Wednesday, March 12, 2008

Top 10 Unsolved Information Visualization Problems

A well thought out paper about the issues with visualization of information. I believe that the issue has been defined by a collegue, Edith Ohri, when she told me that that we (those with the expertise) have the responsibility to explain the issues to the executives in such a way that they can understand. Her definition of multidimensional vector analysis is beautiful: separating the clusters of data while clarifying the driving factors.

Cognos and SPSS Forge Partnership to Deliver Predictive Analytics Integration

This is big news. This moves Cognos from a reporting tool to a predictive analytics visualization tool. This bring IBM and SPSS in direct competition with Microsft, SAP, and SAS.

Tuesday, March 11, 2008

Information Visualization and Visual Data Mining

A little thick but extremely accurate. As companies prepare to provide analytics in software as a service (SaaS) they must be aware of the nteraction between data mining visualization and the human component. Data mining visualization is the next evolutionary step in utilizing the full capabilities of the human mind.

Monday, March 10, 2008

Business intelligence on demand

The next generation of predictive analytics is here!
Congratultions for a job well done!
Software as a Service (SaaS) in predictive analytics!

Saturday, March 08, 2008

Why Don't American CIOs Want to Lead In Emerging Technologies?

Read this article. My answers to the question: timidity, lack of understanding of what it means to be an executive, some people are followers and some are leaders, and it is the safe route.

Thursday, March 06, 2008

Why Business Analytics as a Service Won’t Spook IT

This is a very good and insightful article. Business Analytics as a Service (SaaS) is where the market is moving to. the main reason is that CIOs and business users do not want the details of advanced analytics, they just want a tool that works. Last week I was talking with a couple of IT executives from different large companies and they are looking for something "actionable". SaaS meets this requirement.
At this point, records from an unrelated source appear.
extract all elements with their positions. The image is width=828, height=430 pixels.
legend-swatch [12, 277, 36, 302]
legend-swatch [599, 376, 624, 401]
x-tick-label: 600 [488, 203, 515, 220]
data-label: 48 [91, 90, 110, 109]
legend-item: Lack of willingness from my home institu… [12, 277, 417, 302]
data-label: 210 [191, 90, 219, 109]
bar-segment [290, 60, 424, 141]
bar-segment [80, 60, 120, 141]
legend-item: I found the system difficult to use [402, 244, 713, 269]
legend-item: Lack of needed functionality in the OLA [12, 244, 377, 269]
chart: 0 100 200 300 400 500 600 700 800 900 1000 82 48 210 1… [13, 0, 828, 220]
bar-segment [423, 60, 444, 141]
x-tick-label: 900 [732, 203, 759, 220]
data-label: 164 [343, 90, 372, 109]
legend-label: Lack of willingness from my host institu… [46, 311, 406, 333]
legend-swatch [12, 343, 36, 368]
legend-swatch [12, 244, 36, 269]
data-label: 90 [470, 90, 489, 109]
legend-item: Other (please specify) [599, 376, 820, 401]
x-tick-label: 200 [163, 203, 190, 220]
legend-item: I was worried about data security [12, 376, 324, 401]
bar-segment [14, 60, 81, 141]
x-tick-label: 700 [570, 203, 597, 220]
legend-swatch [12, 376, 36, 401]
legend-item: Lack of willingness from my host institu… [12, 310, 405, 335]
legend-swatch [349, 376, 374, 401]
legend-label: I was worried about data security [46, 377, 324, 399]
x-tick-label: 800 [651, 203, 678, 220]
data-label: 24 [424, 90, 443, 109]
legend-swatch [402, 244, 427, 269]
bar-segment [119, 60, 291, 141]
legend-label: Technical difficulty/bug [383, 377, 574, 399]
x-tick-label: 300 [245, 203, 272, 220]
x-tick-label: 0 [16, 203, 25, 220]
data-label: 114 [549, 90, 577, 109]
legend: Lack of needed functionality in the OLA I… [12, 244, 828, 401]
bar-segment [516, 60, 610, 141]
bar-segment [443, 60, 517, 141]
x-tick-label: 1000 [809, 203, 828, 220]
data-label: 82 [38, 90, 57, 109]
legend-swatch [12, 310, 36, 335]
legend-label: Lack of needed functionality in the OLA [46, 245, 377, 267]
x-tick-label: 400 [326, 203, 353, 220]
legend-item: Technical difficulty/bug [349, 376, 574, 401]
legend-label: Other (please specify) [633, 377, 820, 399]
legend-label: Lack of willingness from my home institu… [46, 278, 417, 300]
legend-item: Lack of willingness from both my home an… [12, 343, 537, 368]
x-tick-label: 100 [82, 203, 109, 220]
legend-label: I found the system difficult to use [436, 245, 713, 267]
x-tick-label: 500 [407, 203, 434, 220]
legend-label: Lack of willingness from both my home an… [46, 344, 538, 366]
My only difference with the authors is that when people talk about "Excel hell" they do not know the capabilities that SQL 2005 Server Analysis Services and Excel 2007 can bring to an organization in terms of advanced analytics. I can see the combination of these two products becoming the first sucessful SaaS product for large enterprises as well as small businesses.

Saturday, March 01, 2008

Visualization of Data Mining

I have found that using a clustering analysis visualization including a multidimensional vector is an efficient way to cut the cost of predictive modeling while simultaneously making data mining available to everyone within an organization. The advantage of this process is that it allows everyone to see large data sets in such a way that they can draw their own conclusions even without subject matter expertise.